Table 1: Key Economic Indicators - UAE

  • In 2004 approximately 10% of the economic wealth was contributed by travel and tourism. This share is expected to rise to 10.5% in 2005;

  • According to the Economist Intelligence Unit (EIU), the country's economy experienced strong growth of 5.9% in 2004. This growth was driven mainly by an increase in oil output, combined with firm prices. The country's economy is expected to continue to experience strong growth in 2005 and 2006, with growth driven mainly by strong oil prices.

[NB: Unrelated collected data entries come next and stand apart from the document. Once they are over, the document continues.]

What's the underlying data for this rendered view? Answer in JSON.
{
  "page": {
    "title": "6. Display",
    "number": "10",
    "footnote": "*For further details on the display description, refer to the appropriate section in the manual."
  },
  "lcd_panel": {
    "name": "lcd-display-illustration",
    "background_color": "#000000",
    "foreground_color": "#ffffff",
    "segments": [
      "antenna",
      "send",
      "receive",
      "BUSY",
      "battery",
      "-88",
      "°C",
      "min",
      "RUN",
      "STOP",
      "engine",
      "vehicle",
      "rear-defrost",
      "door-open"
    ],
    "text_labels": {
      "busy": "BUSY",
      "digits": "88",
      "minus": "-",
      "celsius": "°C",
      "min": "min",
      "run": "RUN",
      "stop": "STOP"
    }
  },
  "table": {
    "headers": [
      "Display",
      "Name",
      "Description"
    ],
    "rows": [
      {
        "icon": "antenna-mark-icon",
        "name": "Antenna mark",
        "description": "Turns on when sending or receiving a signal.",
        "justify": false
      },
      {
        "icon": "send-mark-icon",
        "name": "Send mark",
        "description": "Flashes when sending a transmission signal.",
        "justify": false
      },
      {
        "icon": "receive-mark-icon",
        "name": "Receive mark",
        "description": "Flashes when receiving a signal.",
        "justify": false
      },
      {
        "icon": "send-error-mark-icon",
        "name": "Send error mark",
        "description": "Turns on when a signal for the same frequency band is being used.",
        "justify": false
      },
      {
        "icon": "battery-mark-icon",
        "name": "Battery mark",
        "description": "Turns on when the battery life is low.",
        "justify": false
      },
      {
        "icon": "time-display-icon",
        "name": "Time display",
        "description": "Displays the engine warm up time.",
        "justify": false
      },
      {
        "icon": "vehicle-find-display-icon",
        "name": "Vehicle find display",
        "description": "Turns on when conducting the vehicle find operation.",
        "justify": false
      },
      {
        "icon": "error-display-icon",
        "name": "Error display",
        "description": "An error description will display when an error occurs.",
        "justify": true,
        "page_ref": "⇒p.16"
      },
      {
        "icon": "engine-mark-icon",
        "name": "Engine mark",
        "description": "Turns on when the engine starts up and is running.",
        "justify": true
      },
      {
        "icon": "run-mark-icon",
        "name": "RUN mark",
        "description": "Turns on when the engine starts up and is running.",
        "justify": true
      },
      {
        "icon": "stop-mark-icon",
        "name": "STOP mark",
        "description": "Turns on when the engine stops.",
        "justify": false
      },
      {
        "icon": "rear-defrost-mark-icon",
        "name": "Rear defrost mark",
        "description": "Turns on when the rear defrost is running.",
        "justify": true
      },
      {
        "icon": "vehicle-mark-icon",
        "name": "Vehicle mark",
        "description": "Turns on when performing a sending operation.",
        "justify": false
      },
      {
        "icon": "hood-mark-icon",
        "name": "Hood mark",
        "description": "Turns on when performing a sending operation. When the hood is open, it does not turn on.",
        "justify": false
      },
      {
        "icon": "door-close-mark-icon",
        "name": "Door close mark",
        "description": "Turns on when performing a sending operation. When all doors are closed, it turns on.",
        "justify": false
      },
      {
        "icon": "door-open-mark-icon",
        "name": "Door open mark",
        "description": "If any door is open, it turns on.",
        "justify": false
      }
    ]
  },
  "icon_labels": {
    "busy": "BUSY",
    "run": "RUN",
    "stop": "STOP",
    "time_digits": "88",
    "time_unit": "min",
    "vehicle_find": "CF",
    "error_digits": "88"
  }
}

Dubai - An Overview of the City

  • Dubai, with an area of 3,885 km², is the second-largest emirate in the UAE. It is located in the north-eastern part of the UAE and is currently considered to be the only emirate that would remain prosperous without oil and gas revenues;

  • Currently, according to the Dubai Ministry of Planning, 910,000 people (of whom almost 80% are expatriates) live in Dubai, and they account for approximately 27% of the UAE's population;

  • Dubai has a very good infrastructure, with Dubai International Airport being one of the busiest airports in the region, especially in terms of transit passengers. Yet, given the recent growth in the level of visitation and the level of population, improvements to the road network within the city will soon be required (infrastructural plans and developments already exist, however, and are underway);

  • Over the last decade, the ruling Maktoum family has positioned Dubai as a major tourism and economic hub. Extensive public initiatives have been undertaken to stimulate economic growth and direct foreign investments.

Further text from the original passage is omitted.